A couple of years ago a Japanese friend had her parents over to New Zealand and they couldn't speak a word of English. We went out to dinner one night and her mother and I sang Sukiyaki to the great delight of the table. Music was the only language we had, and potent, cheap pop at that.
Sukiyaki was never the original title but one that Kenny Ball and His Jazzmen dropped on it when they covered it in '62. Sukiyaki is a Japanese steamboat meal (Kenny thought people would remember that name better) but the lyrics are about a man who has lost his lover and walks looking upwards, whistling, so the tears won't fall. But when the Sakamoto version was released in the West the record company kept the substitute title.

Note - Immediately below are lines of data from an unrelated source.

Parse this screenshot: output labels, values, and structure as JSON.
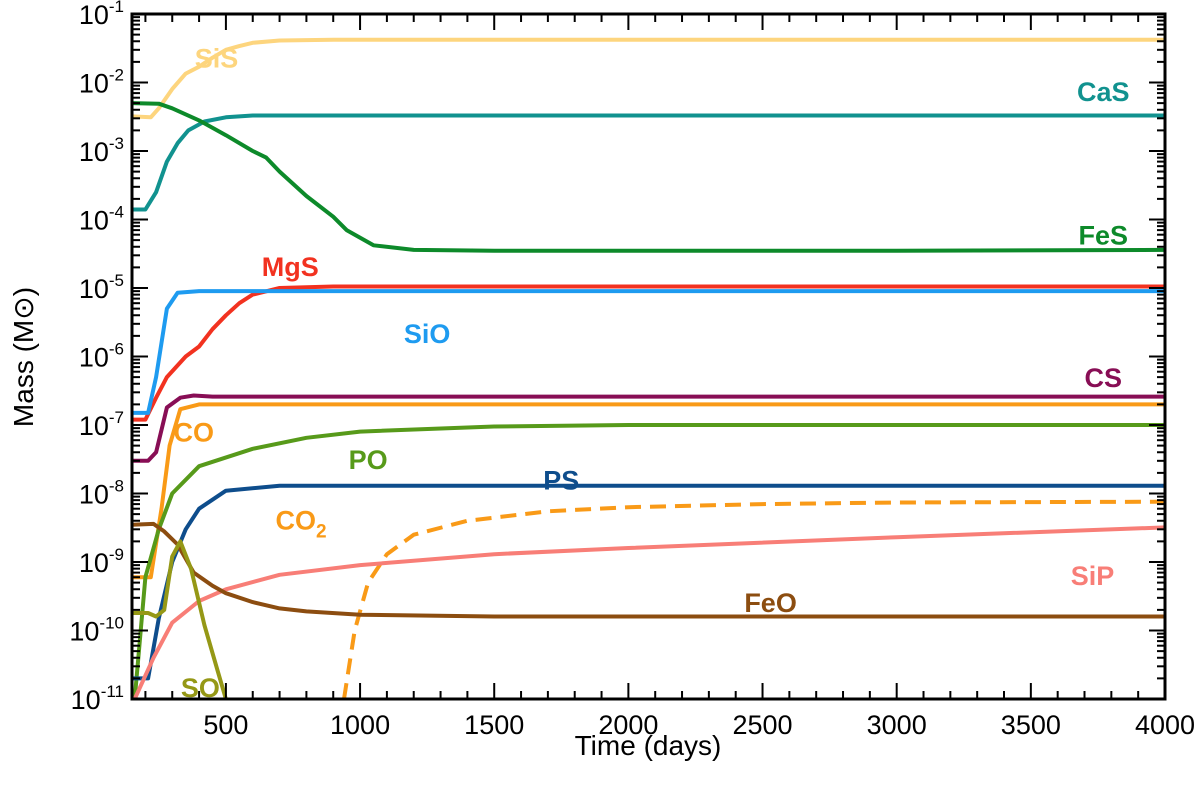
{
  "chart_data": {
    "type": "line",
    "title": "",
    "xlabel": "Time (days)",
    "ylabel_text": "Mass (M",
    "ylabel_symbol": "⊙",
    "ylabel_close": ")",
    "x_scale": "linear",
    "y_scale": "log",
    "xlim": [
      150,
      4000
    ],
    "ylim": [
      1e-11,
      0.1
    ],
    "x_ticks": [
      500,
      1000,
      1500,
      2000,
      2500,
      3000,
      3500,
      4000
    ],
    "x_tick_labels": [
      "500",
      "1000",
      "1500",
      "2000",
      "2500",
      "3000",
      "3500",
      "4000"
    ],
    "y_ticks": [
      0.1,
      0.01,
      0.001,
      0.0001,
      1e-05,
      1e-06,
      1e-07,
      1e-08,
      1e-09,
      1e-10,
      1e-11
    ],
    "y_tick_base": "10",
    "y_tick_exponents": [
      "-1",
      "-2",
      "-3",
      "-4",
      "-5",
      "-6",
      "-7",
      "-8",
      "-9",
      "-10",
      "-11"
    ],
    "series": [
      {
        "name": "SiS",
        "label": "SiS",
        "color": "#FDD57E",
        "dash": false,
        "label_at": [
          465,
          0.023
        ],
        "points": [
          [
            150,
            0.0032
          ],
          [
            220,
            0.0031
          ],
          [
            250,
            0.0042
          ],
          [
            300,
            0.008
          ],
          [
            350,
            0.0135
          ],
          [
            400,
            0.017
          ],
          [
            450,
            0.023
          ],
          [
            500,
            0.03
          ],
          [
            550,
            0.034
          ],
          [
            600,
            0.038
          ],
          [
            700,
            0.041
          ],
          [
            900,
            0.042
          ],
          [
            4000,
            0.042
          ]
        ]
      },
      {
        "name": "CaS",
        "label": "CaS",
        "color": "#11928F",
        "dash": false,
        "label_at": [
          3770,
          0.0075
        ],
        "points": [
          [
            150,
            0.00014
          ],
          [
            200,
            0.00014
          ],
          [
            240,
            0.00025
          ],
          [
            280,
            0.0007
          ],
          [
            320,
            0.0013
          ],
          [
            360,
            0.002
          ],
          [
            420,
            0.0027
          ],
          [
            500,
            0.0031
          ],
          [
            600,
            0.0033
          ],
          [
            4000,
            0.0033
          ]
        ]
      },
      {
        "name": "FeS",
        "label": "FeS",
        "color": "#0D8A2A",
        "dash": false,
        "label_at": [
          3770,
          6e-05
        ],
        "points": [
          [
            150,
            0.005
          ],
          [
            250,
            0.0049
          ],
          [
            300,
            0.0042
          ],
          [
            400,
            0.0028
          ],
          [
            500,
            0.0017
          ],
          [
            600,
            0.001
          ],
          [
            650,
            0.0008
          ],
          [
            700,
            0.0005
          ],
          [
            800,
            0.00022
          ],
          [
            900,
            0.00011
          ],
          [
            950,
            7e-05
          ],
          [
            1050,
            4.2e-05
          ],
          [
            1200,
            3.6e-05
          ],
          [
            1500,
            3.5e-05
          ],
          [
            3000,
            3.5e-05
          ],
          [
            4000,
            3.6e-05
          ]
        ]
      },
      {
        "name": "MgS",
        "label": "MgS",
        "color": "#F23220",
        "dash": false,
        "label_at": [
          740,
          2.1e-05
        ],
        "points": [
          [
            150,
            1.2e-07
          ],
          [
            200,
            1.2e-07
          ],
          [
            240,
            2.5e-07
          ],
          [
            280,
            5e-07
          ],
          [
            350,
            1e-06
          ],
          [
            400,
            1.4e-06
          ],
          [
            450,
            2.5e-06
          ],
          [
            500,
            4e-06
          ],
          [
            550,
            6e-06
          ],
          [
            600,
            8e-06
          ],
          [
            700,
            1e-05
          ],
          [
            900,
            1.05e-05
          ],
          [
            4000,
            1.05e-05
          ]
        ]
      },
      {
        "name": "SiO",
        "label": "SiO",
        "color": "#1E9BF0",
        "dash": false,
        "label_at": [
          1250,
          2.2e-06
        ],
        "points": [
          [
            150,
            1.5e-07
          ],
          [
            210,
            1.5e-07
          ],
          [
            240,
            5e-07
          ],
          [
            280,
            5e-06
          ],
          [
            320,
            8.5e-06
          ],
          [
            400,
            9e-06
          ],
          [
            4000,
            9e-06
          ]
        ]
      },
      {
        "name": "CS",
        "label": "CS",
        "color": "#880E55",
        "dash": false,
        "label_at": [
          3770,
          5e-07
        ],
        "points": [
          [
            150,
            3e-08
          ],
          [
            210,
            3e-08
          ],
          [
            240,
            4e-08
          ],
          [
            280,
            1.8e-07
          ],
          [
            330,
            2.5e-07
          ],
          [
            380,
            2.7e-07
          ],
          [
            450,
            2.6e-07
          ],
          [
            1000,
            2.6e-07
          ],
          [
            4000,
            2.6e-07
          ]
        ]
      },
      {
        "name": "CO",
        "label": "CO",
        "color": "#F99A17",
        "dash": false,
        "label_at": [
          380,
          8e-08
        ],
        "points": [
          [
            150,
            6e-10
          ],
          [
            220,
            6e-10
          ],
          [
            260,
            6e-09
          ],
          [
            290,
            5e-08
          ],
          [
            330,
            1.7e-07
          ],
          [
            400,
            2e-07
          ],
          [
            4000,
            2e-07
          ]
        ]
      },
      {
        "name": "PO",
        "label": "PO",
        "color": "#579A1A",
        "dash": false,
        "label_at": [
          1030,
          3.2e-08
        ],
        "points": [
          [
            160,
            1e-11
          ],
          [
            200,
            6e-10
          ],
          [
            250,
            3e-09
          ],
          [
            300,
            1e-08
          ],
          [
            400,
            2.5e-08
          ],
          [
            600,
            4.5e-08
          ],
          [
            800,
            6.5e-08
          ],
          [
            1000,
            8e-08
          ],
          [
            1500,
            9.5e-08
          ],
          [
            2000,
            1e-07
          ],
          [
            4000,
            1e-07
          ]
        ]
      },
      {
        "name": "PS",
        "label": "PS",
        "color": "#0E4D8C",
        "dash": false,
        "label_at": [
          1750,
          1.6e-08
        ],
        "points": [
          [
            150,
            2e-11
          ],
          [
            210,
            2e-11
          ],
          [
            250,
            1.5e-10
          ],
          [
            300,
            1e-09
          ],
          [
            350,
            3e-09
          ],
          [
            400,
            6e-09
          ],
          [
            500,
            1.1e-08
          ],
          [
            700,
            1.3e-08
          ],
          [
            4000,
            1.3e-08
          ]
        ]
      },
      {
        "name": "CO2",
        "label": "CO",
        "label_sub": "2",
        "color": "#F99A17",
        "dash": true,
        "label_at": [
          780,
          4.2e-09
        ],
        "points": [
          [
            940,
            1e-11
          ],
          [
            980,
            1e-10
          ],
          [
            1030,
            5e-10
          ],
          [
            1100,
            1.3e-09
          ],
          [
            1200,
            2.5e-09
          ],
          [
            1400,
            4e-09
          ],
          [
            1700,
            5.5e-09
          ],
          [
            2000,
            6.3e-09
          ],
          [
            2500,
            7e-09
          ],
          [
            3000,
            7.4e-09
          ],
          [
            4000,
            7.6e-09
          ]
        ]
      },
      {
        "name": "SiP",
        "label": "SiP",
        "color": "#F87E77",
        "dash": false,
        "label_at": [
          3730,
          6.5e-10
        ],
        "points": [
          [
            160,
            1e-11
          ],
          [
            230,
            4e-11
          ],
          [
            300,
            1.3e-10
          ],
          [
            400,
            2.7e-10
          ],
          [
            500,
            4e-10
          ],
          [
            700,
            6.5e-10
          ],
          [
            1000,
            9e-10
          ],
          [
            1500,
            1.3e-09
          ],
          [
            2000,
            1.6e-09
          ],
          [
            3000,
            2.3e-09
          ],
          [
            4000,
            3.2e-09
          ]
        ]
      },
      {
        "name": "FeO",
        "label": "FeO",
        "color": "#8C4D10",
        "dash": false,
        "label_at": [
          2530,
          2.6e-10
        ],
        "points": [
          [
            150,
            3.5e-09
          ],
          [
            230,
            3.6e-09
          ],
          [
            270,
            2.8e-09
          ],
          [
            320,
            1.8e-09
          ],
          [
            380,
            7e-10
          ],
          [
            450,
            4.5e-10
          ],
          [
            500,
            3.5e-10
          ],
          [
            600,
            2.6e-10
          ],
          [
            700,
            2.1e-10
          ],
          [
            800,
            1.9e-10
          ],
          [
            1000,
            1.7e-10
          ],
          [
            1500,
            1.6e-10
          ],
          [
            4000,
            1.6e-10
          ]
        ]
      },
      {
        "name": "SO",
        "label": "SO",
        "color": "#959816",
        "dash": false,
        "label_at": [
          405,
          1.5e-11
        ],
        "points": [
          [
            150,
            1.8e-10
          ],
          [
            210,
            1.8e-10
          ],
          [
            240,
            1.6e-10
          ],
          [
            270,
            2e-10
          ],
          [
            300,
            1.2e-09
          ],
          [
            330,
            2e-09
          ],
          [
            370,
            8e-10
          ],
          [
            420,
            1.2e-10
          ],
          [
            470,
            2.5e-11
          ],
          [
            500,
            1e-11
          ]
        ]
      }
    ]
  }
}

The appeal of the song is simple: it boasts a terrific and memorable melody, has wood blocks and a great string arrangement, and in Sakamoto's version there is that mysterious quality because you don't know what the lyrics are, so you can just sing them phoenetically. Sort of like singing a Keith Richards/Stones song where the lyrics are obscure so you make up your own.
And of course it has a whistling part.
Simple, clean, easy to sing and not a little charming. It has had a few cover versions (one by Selena) but there is only one Sukiyaki and it is by Kyu Sakamoto.